Approaches like #6 (using direct SQL queries) would not exhibit this problem

While #6 does use queries, I read in the code that in the end it does an entity save, which will affect the updated date too. I agree that api calls is the cleanest solution and the only way to go.

dwaine’s picture

The patch in #8 works for my installation. Unfortunately it times out as there are many DB reads and writes when the number of nodes is high or the number of term associations is high.

By utilizing a drush script I avoided the timeout issue. Unfortunately the time to move all terms and references for my use case exceeded 24 hours. I believe the high overhead of utilizing entity_save() for each term reference change was the root cause of the long execution time.

Next step was to write a drush function that avoided most of the DB abstraction layers and talked more directly to the DB. This code is not production quality. I have not tested this code outside one local development environment. If you choose to utilize this code against your data please backup your data first.

This script offers three drush functions:

taxman-tid utilizes functions included in the Taxonomy Manager module and move one term from one vocabulary to another. This function was more for testing than functionality due to it's 'one term at a time' limit.

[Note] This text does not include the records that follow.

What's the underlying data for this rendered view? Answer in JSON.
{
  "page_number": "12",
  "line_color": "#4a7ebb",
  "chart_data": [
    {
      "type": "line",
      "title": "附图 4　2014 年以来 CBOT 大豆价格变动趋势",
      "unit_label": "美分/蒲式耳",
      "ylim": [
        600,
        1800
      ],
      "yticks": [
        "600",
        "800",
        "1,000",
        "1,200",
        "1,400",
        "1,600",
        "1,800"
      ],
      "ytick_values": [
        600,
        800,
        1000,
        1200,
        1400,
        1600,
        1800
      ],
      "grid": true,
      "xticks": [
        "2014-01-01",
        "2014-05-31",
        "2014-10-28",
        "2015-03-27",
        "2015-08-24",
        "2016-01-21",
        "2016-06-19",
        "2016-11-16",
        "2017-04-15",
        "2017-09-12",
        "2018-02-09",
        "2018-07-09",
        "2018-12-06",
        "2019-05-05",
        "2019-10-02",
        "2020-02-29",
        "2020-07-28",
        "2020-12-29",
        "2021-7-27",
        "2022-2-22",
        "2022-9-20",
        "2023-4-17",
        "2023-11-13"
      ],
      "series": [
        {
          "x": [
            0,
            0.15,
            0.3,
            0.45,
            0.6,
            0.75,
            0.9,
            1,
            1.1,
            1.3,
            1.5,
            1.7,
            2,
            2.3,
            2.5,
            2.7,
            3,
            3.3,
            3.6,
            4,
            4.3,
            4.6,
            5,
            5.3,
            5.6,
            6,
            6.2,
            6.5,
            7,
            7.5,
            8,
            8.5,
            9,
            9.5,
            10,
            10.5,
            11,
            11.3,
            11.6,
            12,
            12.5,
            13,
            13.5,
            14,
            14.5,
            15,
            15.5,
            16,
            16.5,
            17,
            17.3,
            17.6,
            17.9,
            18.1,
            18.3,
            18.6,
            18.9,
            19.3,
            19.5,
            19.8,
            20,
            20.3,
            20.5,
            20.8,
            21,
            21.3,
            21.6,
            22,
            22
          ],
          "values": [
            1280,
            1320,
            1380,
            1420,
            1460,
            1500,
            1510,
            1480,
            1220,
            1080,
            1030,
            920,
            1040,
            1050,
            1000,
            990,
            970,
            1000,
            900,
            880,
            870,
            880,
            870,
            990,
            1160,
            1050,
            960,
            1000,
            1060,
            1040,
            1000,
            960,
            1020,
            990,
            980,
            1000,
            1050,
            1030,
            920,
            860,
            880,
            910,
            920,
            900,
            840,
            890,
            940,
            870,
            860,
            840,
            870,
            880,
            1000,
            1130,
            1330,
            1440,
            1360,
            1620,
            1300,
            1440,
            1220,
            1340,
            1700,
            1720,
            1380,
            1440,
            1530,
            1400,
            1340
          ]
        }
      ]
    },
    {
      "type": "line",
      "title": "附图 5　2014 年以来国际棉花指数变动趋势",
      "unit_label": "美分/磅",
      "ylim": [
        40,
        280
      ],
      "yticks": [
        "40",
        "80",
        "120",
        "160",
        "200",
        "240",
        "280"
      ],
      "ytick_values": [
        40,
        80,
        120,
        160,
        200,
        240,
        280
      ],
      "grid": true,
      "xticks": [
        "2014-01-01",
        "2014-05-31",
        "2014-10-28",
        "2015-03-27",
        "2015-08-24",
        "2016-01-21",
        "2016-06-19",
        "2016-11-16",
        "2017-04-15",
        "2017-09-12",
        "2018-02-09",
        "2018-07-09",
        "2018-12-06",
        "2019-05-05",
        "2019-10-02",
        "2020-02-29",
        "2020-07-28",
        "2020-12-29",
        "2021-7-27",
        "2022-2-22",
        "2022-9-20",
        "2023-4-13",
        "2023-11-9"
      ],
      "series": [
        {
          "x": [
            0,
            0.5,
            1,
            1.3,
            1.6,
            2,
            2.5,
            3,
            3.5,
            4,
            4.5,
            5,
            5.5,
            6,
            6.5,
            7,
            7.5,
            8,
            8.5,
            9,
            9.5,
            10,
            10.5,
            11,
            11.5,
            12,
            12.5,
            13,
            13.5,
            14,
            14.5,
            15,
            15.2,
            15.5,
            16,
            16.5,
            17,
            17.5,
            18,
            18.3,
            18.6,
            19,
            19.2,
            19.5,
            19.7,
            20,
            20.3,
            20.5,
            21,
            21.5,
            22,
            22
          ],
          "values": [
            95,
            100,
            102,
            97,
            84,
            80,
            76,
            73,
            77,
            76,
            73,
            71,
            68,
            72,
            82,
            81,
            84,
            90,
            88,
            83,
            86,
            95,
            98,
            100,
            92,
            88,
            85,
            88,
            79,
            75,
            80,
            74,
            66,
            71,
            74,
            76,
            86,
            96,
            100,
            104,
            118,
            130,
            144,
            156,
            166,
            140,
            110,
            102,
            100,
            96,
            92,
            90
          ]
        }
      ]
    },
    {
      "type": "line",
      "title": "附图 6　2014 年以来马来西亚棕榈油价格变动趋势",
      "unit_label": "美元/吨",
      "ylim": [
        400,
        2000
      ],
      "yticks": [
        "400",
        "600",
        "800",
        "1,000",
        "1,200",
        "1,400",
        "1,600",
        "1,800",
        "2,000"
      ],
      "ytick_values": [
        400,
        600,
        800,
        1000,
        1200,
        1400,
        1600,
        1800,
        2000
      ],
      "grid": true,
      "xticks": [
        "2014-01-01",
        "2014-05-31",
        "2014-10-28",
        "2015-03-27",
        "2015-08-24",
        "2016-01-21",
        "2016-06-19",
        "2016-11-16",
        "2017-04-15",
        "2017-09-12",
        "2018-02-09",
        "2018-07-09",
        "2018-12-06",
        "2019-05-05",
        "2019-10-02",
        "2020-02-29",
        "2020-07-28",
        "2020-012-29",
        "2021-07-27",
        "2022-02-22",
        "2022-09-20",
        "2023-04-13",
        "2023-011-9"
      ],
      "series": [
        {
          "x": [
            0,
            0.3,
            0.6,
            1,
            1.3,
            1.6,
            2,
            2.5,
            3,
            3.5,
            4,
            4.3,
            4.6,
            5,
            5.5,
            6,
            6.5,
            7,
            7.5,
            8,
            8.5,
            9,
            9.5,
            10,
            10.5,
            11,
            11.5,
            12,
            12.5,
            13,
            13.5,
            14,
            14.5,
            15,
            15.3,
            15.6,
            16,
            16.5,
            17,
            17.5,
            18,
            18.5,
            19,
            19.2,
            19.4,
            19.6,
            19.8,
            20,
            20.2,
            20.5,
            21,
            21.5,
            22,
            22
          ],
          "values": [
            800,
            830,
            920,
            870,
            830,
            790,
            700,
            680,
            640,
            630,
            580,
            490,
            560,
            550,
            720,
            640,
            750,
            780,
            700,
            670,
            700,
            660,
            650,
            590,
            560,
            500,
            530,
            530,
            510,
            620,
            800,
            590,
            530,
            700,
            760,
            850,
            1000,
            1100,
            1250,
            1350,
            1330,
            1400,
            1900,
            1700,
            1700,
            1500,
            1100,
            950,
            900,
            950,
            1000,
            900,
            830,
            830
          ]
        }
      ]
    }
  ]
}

taxman-vid utilizes functions included in the Taxonomy Manager module. This is the safe (and slow) script for moving all terms from one vocabulary into another vocabulary. It moves all top level terms to the top level of the target vocabulary. The child terms follow their parents. If the version of Taxonomy Manager is patched via the patch in comment #8 above then term references will be updated. (This assumes the node contains a term reference field for the target vocabulary. This term reference needs to be created before running the drush script.)

taxman-vid-sql offers the same functionality as taxman-vid. However, it gets the work done in a faster and more risky manner by manipulating the DB tables more directly. A 'drush cc all' might be a good idea after the script finishes.

Remember, this code is not production quality.

dwaine’s picture

dwaine’s picture

StatusFileSize
new8.44 KB

Attached file will need to be named 'taxman.drush.inc' when placed in your Drupal environment.

ñull’s picture

I somehow found this post: Saving node's fields without saving the node itself

By using field_attach_update('node', $node); instead of node_save we might solve the time stamp problem and the speed problem at the same time. If I have the time I'll give it a try.

le72’s picture

Any update?

dillix’s picture

I'm also still waiting update.

cimo75’s picture

The patch works but I haven t tried yet to move 1000s of nodes.
S.

dillix’s picture

I moved over 1k nodes with this patch!